At its Virginia headquarters, the NRA has gotten rid of free coffee and water coolers and frozen its employees' pensions, according to The New Yorker.
A recent investigation by The New Yorker reported that a small group of NRA executives, vendors, and contractors have "extracted hundreds of millions of dollars" of the nonprofit's budget through favorable or opaque financial dealings.
"According to interviews and to documents that I obtained — federal tax forms, charity records, contracts, corporate filings, and internal communications — a small group of N.R.A. executives, contractors, and vendors has extracted hundreds of millions of dollars from the nonprofit's budget, through gratuitous payments, sweetheart deals, and opaque financial arrangements," reporter Mike Spies wrote for The New Yorker.
Marc Owens, a former Internal Revenue Service employee who served as head of the division that oversees tax-exempt enterprises, reviewed the documents and found a "litany of red flags," he told The New Yorker.
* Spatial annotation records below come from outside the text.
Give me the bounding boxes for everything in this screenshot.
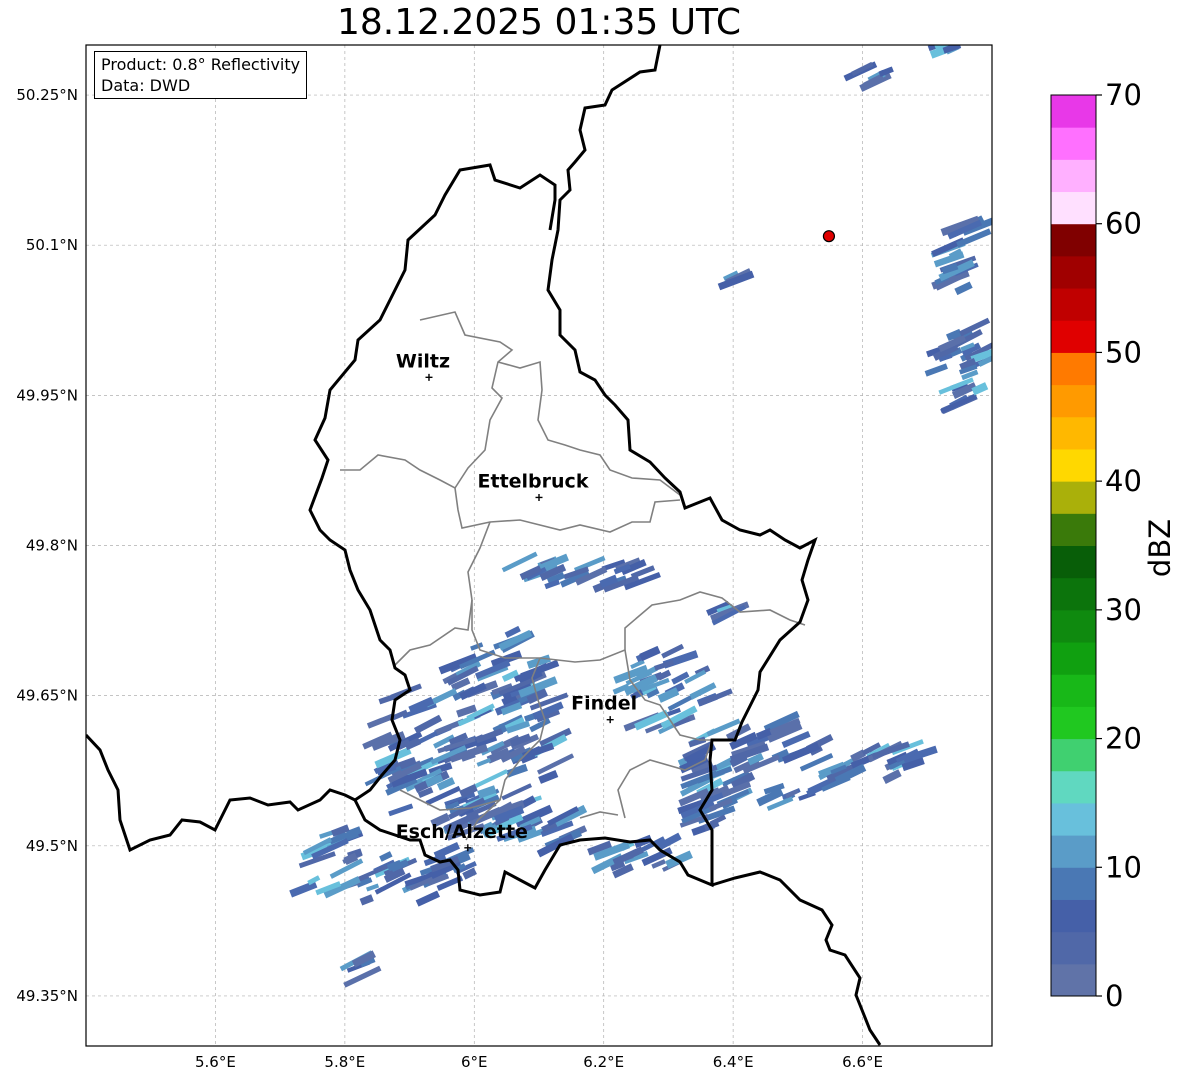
colorbar-segment bbox=[1051, 931, 1096, 965]
colorbar-segment bbox=[1051, 416, 1096, 450]
colorbar-segment bbox=[1051, 802, 1096, 836]
y-tick-label: 50.25°N bbox=[16, 86, 78, 104]
colorbar-segment bbox=[1051, 609, 1096, 643]
colorbar-tick-label: 30 bbox=[1105, 593, 1142, 627]
x-tick-label: 6°E bbox=[461, 1053, 488, 1071]
y-tick-label: 50.1°N bbox=[26, 236, 78, 254]
colorbar: 0 10 20 30 40 50 60 70 bbox=[1050, 78, 1142, 1013]
radar-map: WiltzEttelbruckFindelEsch/Alzette 5.6°E 5… bbox=[16, 44, 1142, 1071]
colorbar-segment bbox=[1051, 577, 1096, 611]
colorbar-segment bbox=[1051, 899, 1096, 933]
colorbar-segment bbox=[1051, 770, 1096, 804]
radar-echo bbox=[359, 894, 374, 906]
radar-echo bbox=[366, 713, 394, 729]
colorbar-segment bbox=[1051, 127, 1096, 160]
colorbar-label: dBZ bbox=[1143, 518, 1177, 578]
x-tick-label: 6.4°E bbox=[713, 1053, 754, 1071]
canton-border bbox=[471, 591, 806, 663]
colorbar-tick-label: 0 bbox=[1105, 979, 1123, 1013]
city-label: Ettelbruck bbox=[478, 470, 589, 492]
colorbar-segment bbox=[1051, 255, 1096, 289]
grid-lines bbox=[86, 45, 992, 1046]
city-marker bbox=[425, 373, 433, 381]
colorbar-segment bbox=[1051, 545, 1096, 579]
radar-echo bbox=[388, 803, 414, 817]
colorbar-segment bbox=[1051, 191, 1096, 225]
colorbar-segment bbox=[1051, 352, 1096, 386]
y-tick-label: 49.8°N bbox=[26, 537, 78, 555]
data-source-line: Data: DWD bbox=[101, 76, 191, 95]
city-label: Wiltz bbox=[396, 350, 450, 372]
x-tick-label: 6.2°E bbox=[583, 1053, 624, 1071]
radar-echo bbox=[639, 645, 661, 662]
colorbar-segment bbox=[1051, 642, 1096, 675]
city-label: Findel bbox=[571, 693, 637, 715]
x-tick-label: 6.6°E bbox=[842, 1053, 883, 1071]
city-marker bbox=[606, 716, 614, 724]
radar-echo bbox=[924, 363, 948, 377]
colorbar-segment bbox=[1051, 288, 1096, 321]
colorbar-tick-label: 40 bbox=[1105, 464, 1142, 498]
germany-france-border bbox=[711, 870, 882, 1046]
colorbar-segment bbox=[1051, 867, 1096, 900]
colorbar-segment bbox=[1051, 320, 1096, 353]
radar-echoes bbox=[289, 45, 992, 988]
colorbar-segment bbox=[1051, 384, 1096, 418]
colorbar-segment bbox=[1051, 963, 1096, 997]
colorbar-segment bbox=[1051, 738, 1096, 772]
colorbar-segment bbox=[1051, 159, 1096, 193]
y-tick-label: 49.65°N bbox=[16, 687, 78, 705]
city-label: Esch/Alzette bbox=[396, 821, 528, 843]
y-tick-label: 49.5°N bbox=[26, 837, 78, 855]
colorbar-segment bbox=[1051, 706, 1096, 740]
radar-echo bbox=[882, 769, 902, 784]
radar-echo bbox=[379, 851, 393, 862]
canton-border bbox=[579, 811, 619, 819]
colorbar-segment bbox=[1051, 448, 1096, 482]
radar-echo bbox=[501, 783, 532, 801]
x-tick-label: 5.6°E bbox=[195, 1053, 236, 1071]
radar-echo bbox=[476, 757, 492, 767]
x-tick-label: 5.8°E bbox=[324, 1053, 365, 1071]
belgium-france-border bbox=[86, 733, 356, 853]
borders bbox=[86, 45, 882, 1046]
colorbar-tick-label: 50 bbox=[1105, 335, 1142, 369]
colorbar-tick-label: 10 bbox=[1105, 850, 1142, 884]
y-tick-label: 49.35°N bbox=[16, 987, 78, 1005]
colorbar-segment bbox=[1051, 674, 1096, 707]
axis-ticks: 5.6°E 5.8°E 6°E 6.2°E 6.4°E 6.6°E 50.25°N 50.1°… bbox=[16, 86, 883, 1071]
colorbar-segment bbox=[1051, 835, 1096, 868]
radar-site-marker bbox=[822, 230, 836, 243]
canton-border bbox=[340, 311, 514, 490]
colorbar-tick-label: 70 bbox=[1105, 78, 1142, 112]
radar-echo bbox=[415, 890, 441, 907]
colorbar-segment bbox=[1051, 513, 1096, 546]
y-tick-label: 49.95°N bbox=[16, 386, 78, 404]
city-marker bbox=[535, 493, 543, 501]
colorbar-tick-label: 60 bbox=[1105, 207, 1142, 241]
product-line: Product: 0.8° Reflectivity bbox=[101, 55, 301, 74]
colorbar-segment bbox=[1051, 95, 1096, 128]
colorbar-tick-label: 20 bbox=[1105, 722, 1142, 756]
product-info-box: Product: 0.8° Reflectivity Data: DWD bbox=[94, 51, 308, 99]
colorbar-segment bbox=[1051, 481, 1096, 514]
canton-border bbox=[394, 521, 491, 666]
radar-echo bbox=[954, 281, 973, 296]
colorbar-segment bbox=[1051, 223, 1096, 257]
"The materials reflect one of the broadest arrays of likely transgressions that I've ever seen," Owens said. "There is a tremendous range of what appears to be the misuse of assets for the benefit of certain venders and people in control."
He added that if those facts are confirmed, the NRA's tax-exempt status as a nonprofit organization — granted to corporations only on the condition that they work for the public good — could be revoked.
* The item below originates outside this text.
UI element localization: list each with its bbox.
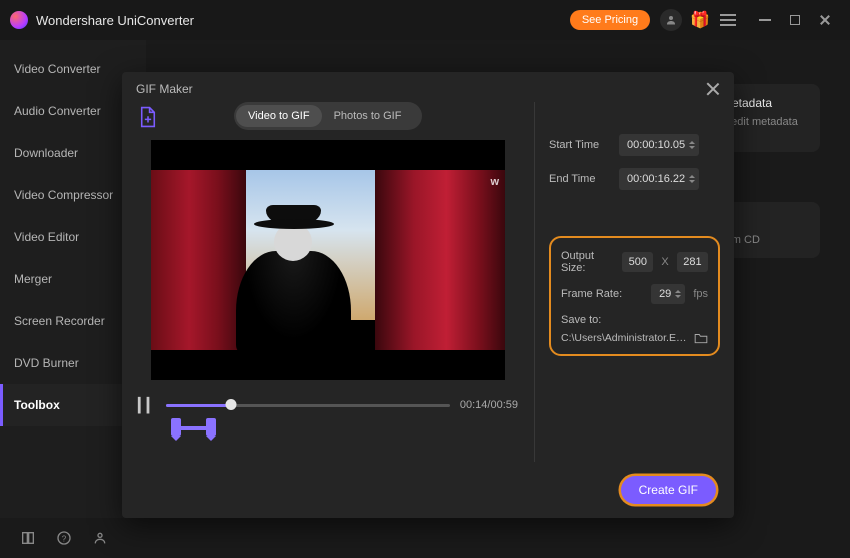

In a May 22, 2019 letter to members, the NRA assured that the organization is on budget in 2019. and that its "financial house is in order."
"We have full confidence in the NRA's accounting practices and commitment to good governance," reads a copy of the letter, which was sent to Business Insider. "... Simply put, we are well-positioned on the regulatory front and poised to handle all challenges that confront us."